On Final: Growth of Canadian airports

Investment and innovation as guardians of moving people and goods
July 06, 2018
Written by Sam Samaddar
Sam Samaddar, director of the Kelowna International Airport, was elected as chair of Canadian Airports Council at the start of June 2018.
Sam Samaddar, director of the Kelowna International Airport, was elected as chair of Canadian Airports Council at the start of June 2018.
As I take on the role of chair of the Canadian Airports Council, Canada’s airports celebrate 26 years of devolution to local management and operation for National Airports System (NAS) airports and several recent years of tremendous growth for our sector.
As guardians of the traveller experience on the ground, airports appreciate that strong growth comes with some pain.

Related: Samaddar elected chair of the Canadian Airports Council

Having worked at Kelowna International Airport since 1992, I have seen it grow from 894,000 passengers a year in 2004 to nearly 1.9 million passengers in 2017. By 2045, we expect to serve 3.5 million passengers annually. As the gateway for the movement of goods and people in central British Columbia, our airport provides direct links to destinations such as Vancouver, Toronto, Seattle and Puerto Vallarta. We support some 4,500 jobs and $789 million in total economic output.

There are many more stories like this one across the country; collectively the economic impact of Canada’s airports is significant. The CAC’s recent economic impact study shows that Canada’s airports support more than 194,000 direct jobs. They provide $19 billion to the national GDP and $48 billion in direct economic activity.

Canada’s airports have made significant investments to ensure travellers are safe and comfortable, with more than $25 billion invested in infrastructure since 1992, primarily through user fees. This includes everything from terminal expansions, more parking and safety improvements such as maintaining and rehabilitating runways.

Canada’s airport model has allowed larger airports, with millions of travellers each year, to make the investments needed to ensure they can continue to add new routes and competitive choice. Reforms to the airport model, that the Federal government is understood to be considering, must not jeopardize future investment if airports are to continue to grow with demand.

Meanwhile, the Federal government has recognized that many of Canada’s smaller regional airports with lower traffic volumes face challenges in sustaining both operating and capital costs. Recent Federal infrastructure funding announcements for small NAS airports across the country are providing improvements to safety and service for travellers.  

Non-NAS airports receive support for safety and security related projects through the Federal Airports Capital Assistance Program. While Transport Canada has made recent improvements to the program, ACAP funding levels have been stagnant for two decades and insufficient to support demand in all project categories. The CAC will be working with regional partners on ways to improve ACAP.

Much more work is needed on traveller bottlenecks through our major international airports. Last year, passenger volumes were up 6.3 per cent, with international traffic growth even stronger at 9.8 per cent. While growth is welcome, there are growing lineups at security screening and air borders.

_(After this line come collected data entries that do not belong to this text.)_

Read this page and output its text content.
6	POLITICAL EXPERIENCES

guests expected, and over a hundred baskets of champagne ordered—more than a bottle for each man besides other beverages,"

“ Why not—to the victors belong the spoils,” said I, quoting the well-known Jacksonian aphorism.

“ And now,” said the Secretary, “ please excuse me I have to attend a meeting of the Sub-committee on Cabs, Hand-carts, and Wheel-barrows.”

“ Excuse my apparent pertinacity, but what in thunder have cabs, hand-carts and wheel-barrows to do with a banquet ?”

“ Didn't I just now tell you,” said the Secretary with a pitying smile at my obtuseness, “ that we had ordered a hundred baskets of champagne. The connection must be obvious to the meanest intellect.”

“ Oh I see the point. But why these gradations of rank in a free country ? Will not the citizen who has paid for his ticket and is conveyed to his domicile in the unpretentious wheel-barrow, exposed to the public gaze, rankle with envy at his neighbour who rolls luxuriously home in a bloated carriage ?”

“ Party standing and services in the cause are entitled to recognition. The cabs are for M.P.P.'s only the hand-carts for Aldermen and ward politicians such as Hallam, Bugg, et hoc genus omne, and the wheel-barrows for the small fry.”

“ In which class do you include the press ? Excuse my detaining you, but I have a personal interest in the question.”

Small Business and Tourism Minister Bardish Chagger has boosted the government’s investments into tourism marketing and these are paying off through record international visitor numbers. In managing the flow of international travellers across our borders, the Canada Border Services Agency (CBSA) plays an essential role to support growing air service demand and continued innovation through technology.

Canada’s airports have invested $40 million in the past six years in infrastructure and border automation designed to smooth passenger processing. Nevertheless, with about 75 million additional passengers expected in the next decade, our border agency needs investment in staffing and R&D to fully engage in work already under way internationally on the use of biometrics.

The Canadian Air Transport Security Authority (CATSA), the crown corporation that screens passengers, bags and workers at Canada’s airports, is not structured or funded to respond to demand. Long lines at screening, initially confined to Canada’s biggest airports, are increasingly a concern at regional airports with CATSA service.

Toronto Pearson and the Vancouver International Airport spent an additional $14 million last year to supplement government funding to reach CATSA’s target of moving 85 per cent of passengers through screening in 15 minutes or less. While Transport Minister Marc Garneau has committed to improving CATSA, two Federal budgets have failed to address service levels and capital investment into screening technology has stalled.


Sam Samaddar is the chair of the Canadian Airports Council, the national trade association for Canada’s airports with 53 members around the country, and director of Kelowna International Airport.